The only way you could mess this up is to do nothing. It's time to find out what the guy is thinking.

There are several ways to do that. You can call him. You can write him. You can get a mutual friend to tell him how you feel. The truth is, it doesn't matter how you do it, or what words you use. It's a simple message: "I really care about you. How do you feel about me?"

It's not traditional for a girl to ask that question, but considering your history with this guy, I think you can afford to be honest with him. If you're not comfortable telling him how you feel, you can at least show him by paying extra attention to him, spending more time with him, or sending him thoughtful notes to brighten his day. To be honest, some guys can be a little dense when it comes to picking up a girl's signals, so don't be surprised if this more subtle approach goes right over his head.

Three years is long enough to wonder. Since your feelings have remained strong all this time, you really need to find out what's going on. Go ahead and tell him how you feel. No matter what his reply, at least you can face reality and move on with your life.


How Do I Figure Out My Sexual Limits?


I've always planned on saving sex for marriage. I thought it was a black-and-white issue, but now it seems like it's getting more gray. I've heard people say you should do whatever seems right to you, whatever you're comfortable with. But I don't know what I'm comfortable with. There are things I think I enjoy, but I still feel guilty about them. How do I know what's best for me?


You're right. "How far is too far" is not a black-and-white issue, but it is a lot less gray than you might think. Going by what's "comfortable," or what "seems right" doesn't help you figure out how far you should go. But the Bible does give you the kind of help you need. It doesn't spell out in detail what's right or wrong, but it tells us a lot about godly sexuality.

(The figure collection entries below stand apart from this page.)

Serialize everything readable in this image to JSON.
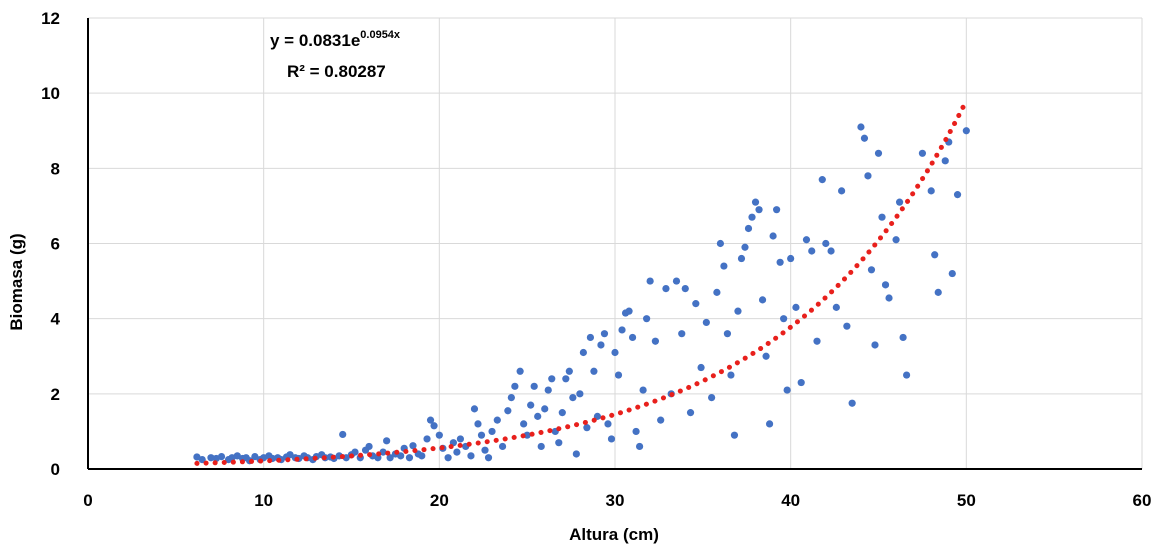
{
  "chart_data": {
    "type": "scatter",
    "xlabel": "Altura  (cm)",
    "ylabel": "Biomasa (g)",
    "xlim": [
      0,
      60
    ],
    "ylim": [
      0,
      12
    ],
    "x_ticks": [
      0,
      10,
      20,
      30,
      40,
      50,
      60
    ],
    "y_ticks": [
      0,
      2,
      4,
      6,
      8,
      10,
      12
    ],
    "grid": true,
    "legend": "none",
    "annotations": {
      "equation_prefix": "y = 0.0831e",
      "equation_exponent": "0.0954x",
      "r_squared": "R² = 0.80287"
    },
    "colors": {
      "points": "#4472c4",
      "trendline": "#e8201c",
      "grid": "#d9d9d9"
    },
    "trendline": {
      "type": "exponential",
      "a": 0.0831,
      "b": 0.0954,
      "x_range": [
        6.2,
        49.9
      ]
    },
    "series": [
      {
        "points": [
          [
            6.2,
            0.32
          ],
          [
            6.5,
            0.25
          ],
          [
            7,
            0.3
          ],
          [
            7.3,
            0.28
          ],
          [
            7.6,
            0.33
          ],
          [
            8,
            0.25
          ],
          [
            8.2,
            0.3
          ],
          [
            8.5,
            0.35
          ],
          [
            8.8,
            0.28
          ],
          [
            9,
            0.3
          ],
          [
            9.2,
            0.22
          ],
          [
            9.5,
            0.33
          ],
          [
            9.8,
            0.25
          ],
          [
            10,
            0.3
          ],
          [
            10.3,
            0.35
          ],
          [
            10.5,
            0.28
          ],
          [
            10.8,
            0.3
          ],
          [
            11,
            0.25
          ],
          [
            11.3,
            0.32
          ],
          [
            11.5,
            0.38
          ],
          [
            11.8,
            0.3
          ],
          [
            12,
            0.28
          ],
          [
            12.3,
            0.35
          ],
          [
            12.5,
            0.3
          ],
          [
            12.8,
            0.25
          ],
          [
            13,
            0.33
          ],
          [
            13.3,
            0.38
          ],
          [
            13.5,
            0.3
          ],
          [
            13.8,
            0.32
          ],
          [
            14,
            0.28
          ],
          [
            14.3,
            0.35
          ],
          [
            14.5,
            0.92
          ],
          [
            14.7,
            0.3
          ],
          [
            15,
            0.38
          ],
          [
            15.2,
            0.45
          ],
          [
            15.5,
            0.3
          ],
          [
            15.8,
            0.5
          ],
          [
            16,
            0.6
          ],
          [
            16.2,
            0.35
          ],
          [
            16.5,
            0.3
          ],
          [
            16.8,
            0.45
          ],
          [
            17,
            0.75
          ],
          [
            17.2,
            0.3
          ],
          [
            17.5,
            0.4
          ],
          [
            17.8,
            0.35
          ],
          [
            18,
            0.55
          ],
          [
            18.3,
            0.3
          ],
          [
            18.5,
            0.62
          ],
          [
            18.8,
            0.4
          ],
          [
            19,
            0.35
          ],
          [
            19.3,
            0.8
          ],
          [
            19.5,
            1.3
          ],
          [
            19.7,
            1.15
          ],
          [
            20,
            0.9
          ],
          [
            20.2,
            0.55
          ],
          [
            20.5,
            0.3
          ],
          [
            20.8,
            0.7
          ],
          [
            21,
            0.45
          ],
          [
            21.2,
            0.8
          ],
          [
            21.5,
            0.6
          ],
          [
            21.8,
            0.35
          ],
          [
            22,
            1.6
          ],
          [
            22.2,
            1.2
          ],
          [
            22.4,
            0.9
          ],
          [
            22.6,
            0.5
          ],
          [
            22.8,
            0.3
          ],
          [
            23,
            1.0
          ],
          [
            23.3,
            1.3
          ],
          [
            23.6,
            0.6
          ],
          [
            23.9,
            1.55
          ],
          [
            24.1,
            1.9
          ],
          [
            24.3,
            2.2
          ],
          [
            24.6,
            2.6
          ],
          [
            24.8,
            1.2
          ],
          [
            25,
            0.9
          ],
          [
            25.2,
            1.7
          ],
          [
            25.4,
            2.2
          ],
          [
            25.6,
            1.4
          ],
          [
            25.8,
            0.6
          ],
          [
            26,
            1.6
          ],
          [
            26.2,
            2.1
          ],
          [
            26.4,
            2.4
          ],
          [
            26.6,
            1.0
          ],
          [
            26.8,
            0.7
          ],
          [
            27,
            1.5
          ],
          [
            27.2,
            2.4
          ],
          [
            27.4,
            2.6
          ],
          [
            27.6,
            1.9
          ],
          [
            27.8,
            0.4
          ],
          [
            28,
            2.0
          ],
          [
            28.2,
            3.1
          ],
          [
            28.4,
            1.1
          ],
          [
            28.6,
            3.5
          ],
          [
            28.8,
            2.6
          ],
          [
            29,
            1.4
          ],
          [
            29.2,
            3.3
          ],
          [
            29.4,
            3.6
          ],
          [
            29.6,
            1.2
          ],
          [
            29.8,
            0.8
          ],
          [
            30,
            3.1
          ],
          [
            30.2,
            2.5
          ],
          [
            30.4,
            3.7
          ],
          [
            30.6,
            4.15
          ],
          [
            30.8,
            4.2
          ],
          [
            31,
            3.5
          ],
          [
            31.2,
            1.0
          ],
          [
            31.4,
            0.6
          ],
          [
            31.6,
            2.1
          ],
          [
            31.8,
            4.0
          ],
          [
            32,
            5.0
          ],
          [
            32.3,
            3.4
          ],
          [
            32.6,
            1.3
          ],
          [
            32.9,
            4.8
          ],
          [
            33.2,
            2.0
          ],
          [
            33.5,
            5.0
          ],
          [
            33.8,
            3.6
          ],
          [
            34,
            4.8
          ],
          [
            34.3,
            1.5
          ],
          [
            34.6,
            4.4
          ],
          [
            34.9,
            2.7
          ],
          [
            35.2,
            3.9
          ],
          [
            35.5,
            1.9
          ],
          [
            35.8,
            4.7
          ],
          [
            36,
            6.0
          ],
          [
            36.2,
            5.4
          ],
          [
            36.4,
            3.6
          ],
          [
            36.6,
            2.5
          ],
          [
            36.8,
            0.9
          ],
          [
            37,
            4.2
          ],
          [
            37.2,
            5.6
          ],
          [
            37.4,
            5.9
          ],
          [
            37.6,
            6.4
          ],
          [
            37.8,
            6.7
          ],
          [
            38,
            7.1
          ],
          [
            38.2,
            6.9
          ],
          [
            38.4,
            4.5
          ],
          [
            38.6,
            3.0
          ],
          [
            38.8,
            1.2
          ],
          [
            39,
            6.2
          ],
          [
            39.2,
            6.9
          ],
          [
            39.4,
            5.5
          ],
          [
            39.6,
            4.0
          ],
          [
            39.8,
            2.1
          ],
          [
            40,
            5.6
          ],
          [
            40.3,
            4.3
          ],
          [
            40.6,
            2.3
          ],
          [
            40.9,
            6.1
          ],
          [
            41.2,
            5.8
          ],
          [
            41.5,
            3.4
          ],
          [
            41.8,
            7.7
          ],
          [
            42,
            6.0
          ],
          [
            42.3,
            5.8
          ],
          [
            42.6,
            4.3
          ],
          [
            42.9,
            7.4
          ],
          [
            43.2,
            3.8
          ],
          [
            43.5,
            1.75
          ],
          [
            44,
            9.1
          ],
          [
            44.2,
            8.8
          ],
          [
            44.4,
            7.8
          ],
          [
            44.6,
            5.3
          ],
          [
            44.8,
            3.3
          ],
          [
            45,
            8.4
          ],
          [
            45.2,
            6.7
          ],
          [
            45.4,
            4.9
          ],
          [
            45.6,
            4.55
          ],
          [
            46,
            6.1
          ],
          [
            46.2,
            7.1
          ],
          [
            46.4,
            3.5
          ],
          [
            46.6,
            2.5
          ],
          [
            47.5,
            8.4
          ],
          [
            48,
            7.4
          ],
          [
            48.2,
            5.7
          ],
          [
            48.4,
            4.7
          ],
          [
            48.8,
            8.2
          ],
          [
            49,
            8.7
          ],
          [
            49.2,
            5.2
          ],
          [
            49.5,
            7.3
          ],
          [
            50,
            9.0
          ]
        ]
      }
    ]
  }
}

The Bible tells us we're meant to live with peace, patience, and self-control (Galatians 5:22). That applies to the physical part of a dating relationship, too. You need to determine if the things you do with your dates are part of a peaceful life (hint: feelings of guilt are quite different from feelings of peace). Do they help you develop patience? Could you date for several months, a year, two years, without compromising your desire to remain a virgin? Physical involvement tends to move forward. The more physically intimate you become, the more sexual excitement builds up. And it's tough to stop once you've started. You need to set limits you can sustain for the long haul. And that takes self-control.